Yale historian and political commentator Timothy Snyder writes: “Repeatedly asking ‘What is Putin thinking?’ leaves us mesmerized by shadows.  Remembering how a tyrant must think breaks the spell.” Many in the media have been asking the first question. (Fiona Hill’s response, from a couple of days ago, was quite lucid.) Snyder answers that a tyrant must think with two companions: death and fear. Death relates to the “odd essay” (that’s an understatement) Putin wrote last year, in which he imagines a millennial reunification of Russia and Ukraine; fear, to his vulnerabilities. The implications are here.

Snyder’s Substack blog has been alternating between writing about American politics (alongside the Olympics and other things) and about Ukraine. His recent posts “How to think about war in Ukraine“, “Putin has an exit from the conflict“, and “Ukraine and Russia: is there a simple solution?” are well worth reading.

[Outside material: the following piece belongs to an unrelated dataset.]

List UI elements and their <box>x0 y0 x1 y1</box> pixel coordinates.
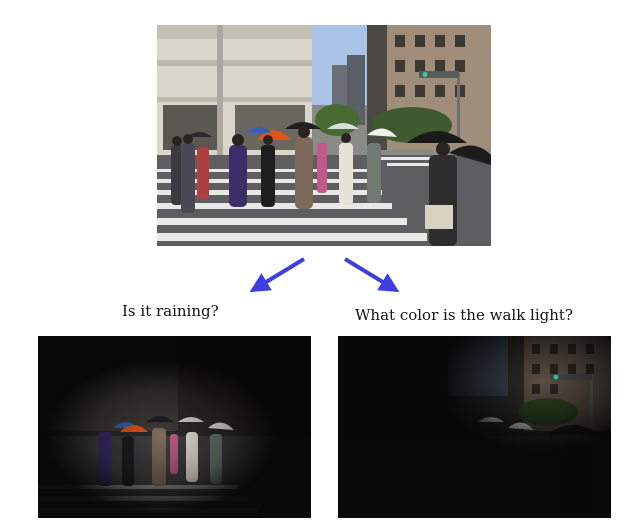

Meanwhile, elsewhere on Substack, Columbia historian Adam Tooze provides some economically and geopolitically astute analyses of the Russo-Ukrainian conflict in “Putin’s challenge to western hegemony” (Jan. 12), “War in sight? Russia-Ukraine scenarios” (Jan. 14), “Strategy of tension – Updated on the economic fallout of Russia-Ukraine crisis” (Jan. 31), and “Permanent crisis or black earth agro-giant: Alternative futures for Ukraine” (Feb. 12). The latter, with its note of optimism on Ukraine’s agricultural potential, will seem especially poignant if the invasion proceeds as planned.

The two historians come at things from entirely different directions. That’s a good thing.